Der Sitzungsort war gut gewählt. Erstmals tagte der Stadtrat bei Brandschützern. Nach einem Ortstermin in Gößenreuth wurde am Donnerstagabend der Schulungsraum des Feuerwehrhauses in Gössenreuth zum Sitzungssaal. Der Brandschutz stand zwar nicht auf der Tagesordnung. Doch mit Blick auf die Nachwehen der Kommunalwahl vom 16. März 2014 müssen sich die Räte in einem ständigen Löscheinsatz wähnen. Unsicherer denn je sind ihre Mandate. Die Anklagen der Staatsanwaltschaft wegen Wahlfälschung sind beunruhigend. "Da wird es Zeit, reinen Tisch zu machen", waren sich die Räte einig.

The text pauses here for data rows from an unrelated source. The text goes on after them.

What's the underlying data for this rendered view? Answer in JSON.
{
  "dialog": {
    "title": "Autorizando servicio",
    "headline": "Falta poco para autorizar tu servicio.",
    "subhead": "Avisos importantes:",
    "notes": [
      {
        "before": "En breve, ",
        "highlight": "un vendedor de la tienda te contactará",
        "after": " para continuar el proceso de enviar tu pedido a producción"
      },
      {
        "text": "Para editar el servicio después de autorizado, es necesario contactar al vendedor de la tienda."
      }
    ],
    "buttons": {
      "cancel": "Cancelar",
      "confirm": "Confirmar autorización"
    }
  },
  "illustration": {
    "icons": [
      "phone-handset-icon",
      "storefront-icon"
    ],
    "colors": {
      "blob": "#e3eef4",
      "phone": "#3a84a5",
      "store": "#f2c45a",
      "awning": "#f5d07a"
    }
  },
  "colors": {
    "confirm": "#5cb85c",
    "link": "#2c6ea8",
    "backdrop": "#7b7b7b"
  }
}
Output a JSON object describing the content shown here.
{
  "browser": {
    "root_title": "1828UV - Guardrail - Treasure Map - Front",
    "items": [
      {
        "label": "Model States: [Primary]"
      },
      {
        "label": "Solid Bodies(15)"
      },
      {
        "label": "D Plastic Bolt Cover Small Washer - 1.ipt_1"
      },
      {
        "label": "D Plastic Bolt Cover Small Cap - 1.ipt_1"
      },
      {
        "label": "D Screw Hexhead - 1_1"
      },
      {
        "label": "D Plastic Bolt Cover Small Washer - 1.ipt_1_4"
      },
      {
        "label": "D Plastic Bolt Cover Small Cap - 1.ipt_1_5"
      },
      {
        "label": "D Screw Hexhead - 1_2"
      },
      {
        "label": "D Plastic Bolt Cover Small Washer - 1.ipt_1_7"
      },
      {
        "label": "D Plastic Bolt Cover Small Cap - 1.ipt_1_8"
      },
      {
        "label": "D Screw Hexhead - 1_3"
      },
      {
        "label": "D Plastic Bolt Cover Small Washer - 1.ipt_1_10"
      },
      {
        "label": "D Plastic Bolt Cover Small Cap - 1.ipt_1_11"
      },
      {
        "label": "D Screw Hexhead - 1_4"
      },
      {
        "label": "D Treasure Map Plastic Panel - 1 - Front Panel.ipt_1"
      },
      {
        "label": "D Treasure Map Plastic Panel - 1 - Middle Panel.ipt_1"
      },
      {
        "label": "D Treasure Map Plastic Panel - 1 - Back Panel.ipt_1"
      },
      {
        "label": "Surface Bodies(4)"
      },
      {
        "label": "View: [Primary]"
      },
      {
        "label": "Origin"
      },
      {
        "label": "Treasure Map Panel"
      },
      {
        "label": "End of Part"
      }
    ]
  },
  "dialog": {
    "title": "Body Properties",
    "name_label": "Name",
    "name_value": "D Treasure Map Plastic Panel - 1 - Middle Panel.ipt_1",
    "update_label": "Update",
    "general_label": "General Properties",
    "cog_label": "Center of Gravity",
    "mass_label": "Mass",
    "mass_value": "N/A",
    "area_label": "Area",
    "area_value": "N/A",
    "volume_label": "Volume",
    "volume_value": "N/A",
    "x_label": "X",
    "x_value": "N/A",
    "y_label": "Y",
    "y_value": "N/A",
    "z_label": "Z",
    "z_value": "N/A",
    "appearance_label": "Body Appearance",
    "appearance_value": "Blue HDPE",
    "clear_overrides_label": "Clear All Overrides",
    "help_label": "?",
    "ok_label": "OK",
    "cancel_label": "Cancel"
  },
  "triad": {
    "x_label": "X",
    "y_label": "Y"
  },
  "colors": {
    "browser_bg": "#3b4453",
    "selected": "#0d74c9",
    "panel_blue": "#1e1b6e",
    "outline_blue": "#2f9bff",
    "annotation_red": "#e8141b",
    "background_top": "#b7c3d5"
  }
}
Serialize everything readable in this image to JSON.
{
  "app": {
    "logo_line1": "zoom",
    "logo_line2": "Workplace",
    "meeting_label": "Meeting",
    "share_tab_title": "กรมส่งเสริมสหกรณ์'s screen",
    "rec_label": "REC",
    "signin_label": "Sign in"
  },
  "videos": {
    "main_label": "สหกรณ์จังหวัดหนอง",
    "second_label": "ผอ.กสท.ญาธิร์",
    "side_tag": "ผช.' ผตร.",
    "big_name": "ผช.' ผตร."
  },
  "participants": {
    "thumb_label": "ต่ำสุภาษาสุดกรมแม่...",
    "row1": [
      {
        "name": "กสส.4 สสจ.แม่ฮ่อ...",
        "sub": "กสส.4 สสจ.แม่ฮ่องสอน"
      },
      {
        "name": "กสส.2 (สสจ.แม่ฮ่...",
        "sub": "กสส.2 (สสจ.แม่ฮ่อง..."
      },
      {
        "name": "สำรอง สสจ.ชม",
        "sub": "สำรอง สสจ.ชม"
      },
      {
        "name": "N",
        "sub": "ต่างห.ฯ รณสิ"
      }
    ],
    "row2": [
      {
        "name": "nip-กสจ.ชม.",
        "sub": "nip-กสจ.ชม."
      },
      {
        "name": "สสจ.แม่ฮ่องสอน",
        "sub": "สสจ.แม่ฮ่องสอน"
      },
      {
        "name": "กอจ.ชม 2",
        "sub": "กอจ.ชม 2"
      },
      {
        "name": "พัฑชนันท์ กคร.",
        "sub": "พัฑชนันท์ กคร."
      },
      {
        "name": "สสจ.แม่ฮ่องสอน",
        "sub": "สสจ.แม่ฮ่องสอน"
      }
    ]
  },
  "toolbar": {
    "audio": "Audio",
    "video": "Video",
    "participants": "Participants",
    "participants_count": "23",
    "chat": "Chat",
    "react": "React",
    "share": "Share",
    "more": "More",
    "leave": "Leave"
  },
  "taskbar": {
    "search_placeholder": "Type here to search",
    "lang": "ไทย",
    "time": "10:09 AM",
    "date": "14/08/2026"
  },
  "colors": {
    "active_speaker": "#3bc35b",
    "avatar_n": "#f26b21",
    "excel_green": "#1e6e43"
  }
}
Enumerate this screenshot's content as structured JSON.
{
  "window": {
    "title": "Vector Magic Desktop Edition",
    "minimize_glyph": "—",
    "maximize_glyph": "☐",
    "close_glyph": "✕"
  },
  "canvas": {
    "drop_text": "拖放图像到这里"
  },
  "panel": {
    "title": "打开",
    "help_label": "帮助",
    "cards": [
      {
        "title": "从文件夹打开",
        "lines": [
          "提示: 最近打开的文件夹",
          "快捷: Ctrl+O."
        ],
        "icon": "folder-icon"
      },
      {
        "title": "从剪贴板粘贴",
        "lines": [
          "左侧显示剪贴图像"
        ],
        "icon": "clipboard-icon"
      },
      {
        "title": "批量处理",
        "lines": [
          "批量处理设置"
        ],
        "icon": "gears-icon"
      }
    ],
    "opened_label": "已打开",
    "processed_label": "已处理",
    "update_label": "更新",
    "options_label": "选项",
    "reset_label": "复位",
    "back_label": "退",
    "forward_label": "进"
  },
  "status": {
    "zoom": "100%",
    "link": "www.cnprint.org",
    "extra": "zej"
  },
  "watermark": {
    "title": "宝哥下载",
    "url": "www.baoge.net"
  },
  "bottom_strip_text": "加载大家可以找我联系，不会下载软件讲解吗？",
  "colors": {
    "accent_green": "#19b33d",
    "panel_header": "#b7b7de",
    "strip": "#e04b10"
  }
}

Derzeit läuft eine Anhörung aller Kandidaten durch das Landratsamt, gab der Bürgermeister bekannt. Das Plenum sprach sich einstimmig - also auch mit den Stimmen der beiden Räte der Links-Partei - für einen komplett neuen Urnengang zur Wahl des Stadtrates aus. Über Einzelheiten des Wahlverfahrens erwartet Knobloch detaillierte Informationen des Landratsamtes.

Der Zorn der meisten Ratsmitglieder richtet sich auf die "Trickser und Fälscher". Josef Neubauer forderte, Ross und Reiter bekannt zu geben. "Wir wollen die Namen der potenziellen Wahlbetrüger", sprach das Urgestein Grafenwöhrer Stadtpolitik allen aus der Seele. Doch die "Angeschuldigten" bleiben zunächst anonym. Der Bürgermeister verwies auf die Anklageschrift der Staatsanwaltschaft, die der Stadt nicht zur Verfügung stehe. Edgar Knobloch erwartet die Preisgabe der Beschuldigten spätestens im Gerichtsverfahren.